Critique

 

Pigeon, vole (Melinda NADJ-ABONJI)

note: 3Nouvelle littérature suisseAnonyme - 27 mars 2013

Pigeon vole, librement lui, sans papier, sans frontière. Lorsque la famille Kocsis, yougoslave de Voïvodine (enclave de langue hongroise) émigre à Zurich, ce n’est pas si simple. Les filles, Idliko et Nomi doivent rester au pays avec mamika, la grand-mère, en attendant l’autorisation administrative pour rejoindre leurs parents obtenue en 1973. D’abord blanchisseurs, ils deviennent restaurateurs sur la rive dorée du lac. Une place au soleil durement méritée, à coups de travail acharné en restant sourds aux commentaires à l’égard des immigrés, surtout lorsque ceux-ci sont originaires d’un pays où une guerre fratricide éclate… Récit de l’exil par la voix de l’enfance et de l’adolescence, ce roman social n’a pas l’amertume glaçante mais plutôt la nostalgie lucide.
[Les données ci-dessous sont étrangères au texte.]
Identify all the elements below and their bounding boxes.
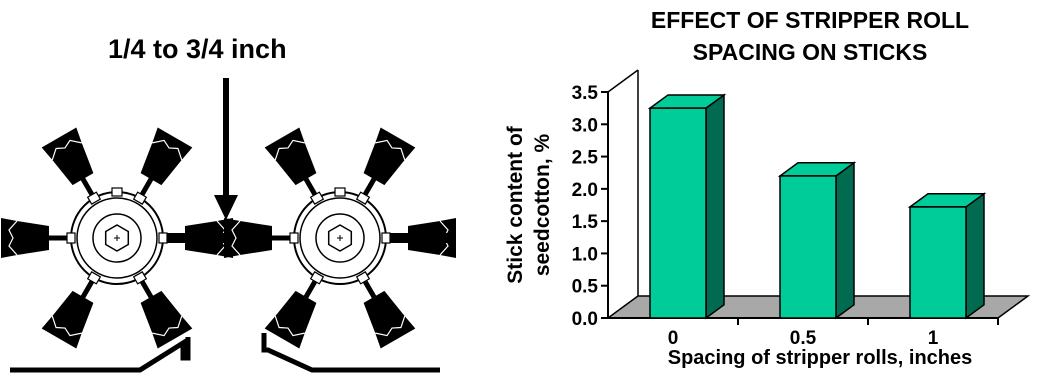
y-tick-label: 2.5 xyxy=(572,148,599,169)
y-tick-label: 3.5 xyxy=(572,83,599,104)
x-tick-label: 1 xyxy=(928,328,939,349)
x-tick-label: 0.5 xyxy=(790,328,817,349)
bar-chart: 0.0 0.5 1.0 1.5 2.0 2.5 3.0 3.5 0 0.5 1 Stick cont… xyxy=(504,69,1031,369)
left-stripper-roll xyxy=(1,128,233,349)
bar-1 xyxy=(907,192,987,320)
y-axis-title-line-1: Stick content of xyxy=(504,125,527,284)
roll-spacing-label: 1/4 to 3/4 inch xyxy=(108,34,287,64)
y-axis-title-line-2: seedcotton, % xyxy=(531,133,554,276)
y-tick-label: 1.5 xyxy=(572,212,599,233)
y-tick-label: 1.0 xyxy=(572,244,598,265)
bar-front xyxy=(909,206,967,319)
bar-side xyxy=(705,93,725,320)
right-stripper-roll xyxy=(224,128,456,349)
y-tick-label: 2.0 xyxy=(572,180,598,201)
y-tick-label: 0.5 xyxy=(572,277,599,298)
bar-front xyxy=(649,107,707,319)
chart-title-line-1: EFFECT OF STRIPPER ROLL xyxy=(650,7,970,33)
left-guide-plate xyxy=(10,337,191,373)
chart-title-line-2: SPACING ON STICKS xyxy=(692,39,928,65)
right-guide-plate xyxy=(261,333,440,373)
bar-side xyxy=(965,192,985,320)
y-axis-top-edge xyxy=(607,69,639,93)
bar-0 xyxy=(647,93,727,320)
bar-0.5 xyxy=(777,161,857,320)
x-axis-title: Spacing of stripper rolls, inches xyxy=(668,347,973,369)
bar-front xyxy=(779,175,837,319)
spacing-arrow xyxy=(214,78,238,220)
y-tick-label: 3.0 xyxy=(572,115,598,136)
bar-side xyxy=(835,161,855,320)
x-tick-label: 0 xyxy=(668,328,679,349)
y-tick-label: 0.0 xyxy=(572,309,598,330)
Entre révoltes et joies,le parcours initiatique de Nomi ressemble sûrement à celui de l’auteure, née en 1968 en Serbie. Ce roman semble jouer une petite musique tant la langue est particulière, rebondissant du magyar, au serbe en passant par le schwyzerdütsch. La littérature de l’immigration, abondante en France, l’est moins en Suisse (peut-être est-elle juste moins visible ?) et cette œuvre a le mérite de la mettre en valeur (Buchpreis de Francfort 2010). Comme les deux faces d’une médaille, M. Nadj Abonji pour la Suisse alémanique, Agota Kristof en suisse romande, enrichissent la littérature helvétique de leurs couleurs d’origine.